Review: “Feed,” Mira Grant

Pros: Absolutely wonderful milieu and characters!
Cons:
Rating: 5 out of 5

In Mira Grant’s Feed (Newsflesh, Book 1), two curative viruses meet up and mutated into something terrible. So now we don’t get cancer or the common cold, but everyone eventually becomes a zombie, even if it’s when they die. The zombies haven’t really caused an ‘apocalypse’ but they’ve definitely resulted in some changes. For instance, if you’re a reporter you have to have all sorts of qualifications, be trained with a gun, and so on. It didn’t take long for traditional news sources to bow before the bloggers, who were much more willing to toss themselves straight into danger for a good story. Ratings are everything. George (Georgia) and her adoptive brother Shaun–along with their friend Buffy–got an invite to ride along on a Senator’s push toward the White House. They’re ready for the next level of providing the news.

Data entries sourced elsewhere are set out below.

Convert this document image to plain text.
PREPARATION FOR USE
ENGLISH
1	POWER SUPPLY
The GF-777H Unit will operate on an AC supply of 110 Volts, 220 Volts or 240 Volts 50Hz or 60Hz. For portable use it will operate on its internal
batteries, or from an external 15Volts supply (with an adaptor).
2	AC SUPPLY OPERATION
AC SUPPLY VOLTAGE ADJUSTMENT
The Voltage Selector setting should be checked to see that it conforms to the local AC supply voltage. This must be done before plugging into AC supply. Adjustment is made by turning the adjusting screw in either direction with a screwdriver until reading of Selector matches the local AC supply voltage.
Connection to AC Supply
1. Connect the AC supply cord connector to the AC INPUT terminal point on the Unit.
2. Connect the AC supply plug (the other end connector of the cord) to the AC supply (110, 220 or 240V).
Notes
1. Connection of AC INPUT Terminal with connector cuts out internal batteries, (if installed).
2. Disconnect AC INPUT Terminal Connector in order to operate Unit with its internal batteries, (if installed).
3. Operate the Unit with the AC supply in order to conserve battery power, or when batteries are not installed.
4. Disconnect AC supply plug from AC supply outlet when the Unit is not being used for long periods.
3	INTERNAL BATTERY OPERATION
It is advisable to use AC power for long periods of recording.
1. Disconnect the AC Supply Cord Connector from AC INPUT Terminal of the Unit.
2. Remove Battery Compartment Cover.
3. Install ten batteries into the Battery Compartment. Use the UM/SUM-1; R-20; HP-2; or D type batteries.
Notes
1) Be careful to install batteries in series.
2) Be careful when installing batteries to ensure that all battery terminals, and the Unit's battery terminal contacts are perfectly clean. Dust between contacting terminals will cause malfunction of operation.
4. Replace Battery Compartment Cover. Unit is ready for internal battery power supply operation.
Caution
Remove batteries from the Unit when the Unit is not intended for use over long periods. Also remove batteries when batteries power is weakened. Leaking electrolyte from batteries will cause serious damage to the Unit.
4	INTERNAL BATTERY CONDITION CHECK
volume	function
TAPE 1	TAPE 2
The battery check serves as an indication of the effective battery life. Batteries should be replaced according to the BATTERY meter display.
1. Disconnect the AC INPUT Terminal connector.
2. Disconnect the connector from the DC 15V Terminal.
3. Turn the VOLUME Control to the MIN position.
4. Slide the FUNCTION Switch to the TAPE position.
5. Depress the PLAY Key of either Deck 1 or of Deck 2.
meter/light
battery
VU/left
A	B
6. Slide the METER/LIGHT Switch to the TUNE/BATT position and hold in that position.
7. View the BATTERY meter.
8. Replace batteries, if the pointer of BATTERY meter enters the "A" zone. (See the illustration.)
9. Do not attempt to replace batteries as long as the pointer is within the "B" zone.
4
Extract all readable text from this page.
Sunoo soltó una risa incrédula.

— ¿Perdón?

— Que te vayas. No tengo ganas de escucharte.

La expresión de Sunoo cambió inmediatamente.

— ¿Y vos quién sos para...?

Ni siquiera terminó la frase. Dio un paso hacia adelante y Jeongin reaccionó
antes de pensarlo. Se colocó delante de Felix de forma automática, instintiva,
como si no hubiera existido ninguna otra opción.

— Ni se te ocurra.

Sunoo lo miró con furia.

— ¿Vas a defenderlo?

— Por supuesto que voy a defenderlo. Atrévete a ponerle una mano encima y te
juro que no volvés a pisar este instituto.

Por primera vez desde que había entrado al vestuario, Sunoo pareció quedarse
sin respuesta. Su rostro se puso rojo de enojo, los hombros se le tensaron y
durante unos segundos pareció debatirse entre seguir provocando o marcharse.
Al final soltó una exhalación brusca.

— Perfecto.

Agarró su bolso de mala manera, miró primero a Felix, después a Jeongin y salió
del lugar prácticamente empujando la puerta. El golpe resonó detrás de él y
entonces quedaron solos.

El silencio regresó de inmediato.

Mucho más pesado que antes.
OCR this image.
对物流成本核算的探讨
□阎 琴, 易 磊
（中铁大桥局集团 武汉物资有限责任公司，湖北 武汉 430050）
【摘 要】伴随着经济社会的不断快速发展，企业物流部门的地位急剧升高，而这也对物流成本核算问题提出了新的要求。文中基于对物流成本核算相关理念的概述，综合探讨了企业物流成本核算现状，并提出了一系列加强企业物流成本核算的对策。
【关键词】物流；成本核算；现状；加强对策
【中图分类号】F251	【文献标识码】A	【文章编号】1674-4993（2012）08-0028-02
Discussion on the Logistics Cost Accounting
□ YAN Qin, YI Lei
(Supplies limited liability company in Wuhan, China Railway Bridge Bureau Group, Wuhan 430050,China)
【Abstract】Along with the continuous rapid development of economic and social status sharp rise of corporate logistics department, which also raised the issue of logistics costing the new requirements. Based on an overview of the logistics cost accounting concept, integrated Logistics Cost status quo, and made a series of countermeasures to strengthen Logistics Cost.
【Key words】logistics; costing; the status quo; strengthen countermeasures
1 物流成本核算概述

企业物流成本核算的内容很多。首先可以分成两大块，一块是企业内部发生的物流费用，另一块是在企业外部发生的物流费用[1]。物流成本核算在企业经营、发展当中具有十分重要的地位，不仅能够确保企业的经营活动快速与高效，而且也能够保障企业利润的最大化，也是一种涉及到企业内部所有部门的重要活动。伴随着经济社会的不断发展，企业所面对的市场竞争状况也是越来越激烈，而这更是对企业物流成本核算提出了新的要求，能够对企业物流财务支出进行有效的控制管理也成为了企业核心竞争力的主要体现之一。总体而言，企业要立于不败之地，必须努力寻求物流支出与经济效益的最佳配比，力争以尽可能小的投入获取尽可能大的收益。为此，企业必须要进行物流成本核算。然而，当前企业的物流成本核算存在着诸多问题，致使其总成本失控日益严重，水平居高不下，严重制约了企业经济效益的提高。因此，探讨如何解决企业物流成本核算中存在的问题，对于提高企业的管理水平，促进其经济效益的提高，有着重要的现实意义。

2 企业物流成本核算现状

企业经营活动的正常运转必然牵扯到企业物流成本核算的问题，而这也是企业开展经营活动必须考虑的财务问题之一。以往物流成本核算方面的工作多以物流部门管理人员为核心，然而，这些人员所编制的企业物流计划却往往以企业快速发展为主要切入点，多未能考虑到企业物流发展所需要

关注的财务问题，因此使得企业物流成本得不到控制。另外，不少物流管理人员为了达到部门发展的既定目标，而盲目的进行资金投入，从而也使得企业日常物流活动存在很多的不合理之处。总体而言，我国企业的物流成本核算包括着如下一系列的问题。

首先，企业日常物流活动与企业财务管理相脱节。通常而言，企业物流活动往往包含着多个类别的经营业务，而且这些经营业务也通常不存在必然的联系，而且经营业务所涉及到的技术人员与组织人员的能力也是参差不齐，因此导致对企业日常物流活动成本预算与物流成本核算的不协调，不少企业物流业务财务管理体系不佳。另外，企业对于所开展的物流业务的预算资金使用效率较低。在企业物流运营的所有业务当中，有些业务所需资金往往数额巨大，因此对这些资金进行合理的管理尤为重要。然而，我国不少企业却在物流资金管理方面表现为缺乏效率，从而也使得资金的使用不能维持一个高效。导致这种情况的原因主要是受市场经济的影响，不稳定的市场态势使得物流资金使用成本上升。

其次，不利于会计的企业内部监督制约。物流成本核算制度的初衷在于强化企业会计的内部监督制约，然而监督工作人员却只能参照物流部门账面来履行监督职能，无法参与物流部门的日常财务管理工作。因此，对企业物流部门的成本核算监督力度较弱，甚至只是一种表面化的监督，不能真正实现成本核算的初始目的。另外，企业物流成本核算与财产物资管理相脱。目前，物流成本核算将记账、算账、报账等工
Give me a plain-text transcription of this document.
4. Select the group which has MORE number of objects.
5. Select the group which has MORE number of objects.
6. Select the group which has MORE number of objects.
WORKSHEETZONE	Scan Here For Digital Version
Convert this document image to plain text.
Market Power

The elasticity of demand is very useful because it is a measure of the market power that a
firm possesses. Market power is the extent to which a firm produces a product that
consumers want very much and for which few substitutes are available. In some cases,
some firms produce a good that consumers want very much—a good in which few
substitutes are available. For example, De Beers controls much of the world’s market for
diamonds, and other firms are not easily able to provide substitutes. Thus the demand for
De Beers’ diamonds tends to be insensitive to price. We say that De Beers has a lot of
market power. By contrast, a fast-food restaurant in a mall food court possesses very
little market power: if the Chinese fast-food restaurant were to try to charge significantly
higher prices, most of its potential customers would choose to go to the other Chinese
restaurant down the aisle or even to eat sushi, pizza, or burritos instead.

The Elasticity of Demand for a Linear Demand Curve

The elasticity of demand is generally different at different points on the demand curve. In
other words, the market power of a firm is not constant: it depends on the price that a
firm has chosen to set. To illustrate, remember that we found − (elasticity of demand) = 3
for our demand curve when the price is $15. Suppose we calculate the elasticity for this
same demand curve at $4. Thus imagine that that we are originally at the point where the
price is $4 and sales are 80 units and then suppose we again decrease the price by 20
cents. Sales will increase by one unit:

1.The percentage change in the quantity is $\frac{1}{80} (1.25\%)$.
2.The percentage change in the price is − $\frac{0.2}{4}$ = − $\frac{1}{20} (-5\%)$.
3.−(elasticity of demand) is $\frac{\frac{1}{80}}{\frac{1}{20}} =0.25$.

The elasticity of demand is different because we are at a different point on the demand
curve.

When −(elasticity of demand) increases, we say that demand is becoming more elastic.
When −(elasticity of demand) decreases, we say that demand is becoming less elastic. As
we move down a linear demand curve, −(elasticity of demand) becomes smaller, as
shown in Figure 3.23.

George is a ‘Newsie’–someone who tries to report the facts of what’s happening. Shaun is an ‘Irwin’–he pokes and prods at the things that might bite back, enjoying the danger of it (I have to assume that’s named after Steve Irwin). Buffy is a ‘Fictional’–she writes poetry, stories, and so on. In this case she’s also along because she’s one of the best techies in the business, able to hide tiny little cameras and microphones in (or as) jewelry and so on.

 

There are zombies, and some information about them, but frankly this story is about the people. The real problem with the zombies is that in killing them you might get their blood on your skin. All mammals are already ‘infected’ by the virus, but it generally takes something to trigger that virus. An active virus from a blood spatter could activate a person’s dormant virus colony. This makes blood spatter–much easier to end up with than a bite–lethal. The bloggers go through so many quick blood tests, and gun training, and decontamination procedures, that they at least have some chance of surviving an encounter. Certainly they have to be bound and determined to do what they do if they want to go through all that. There are a couple of small mysteries to think about (zombies seem to get smarter the larger the pack they’re in), but not a whole lot of answers. It works.

The narration (mostly from George’s side) is fantastic. She and Shaun know very well how to handle their readers and the attention they get–George and Shaun’s parents basically adopted them as a means to get ratings, so there’s no love lost there. The group is bound and determined to ride their invitation all the way to the top. Along the way there are attempted murders, actual deaths, secrets unbound, global blogger conspiracies–and of course, zombie attacks.

The characters in here are fantastic. I love the relationship between Shaun and George. They use the campiness of the situation they’re in to play to the crowd, both informing and entertaining. I wouldn’t have expected to enjoy a zombie tale that was about bloggers, but Feed has changed my mind.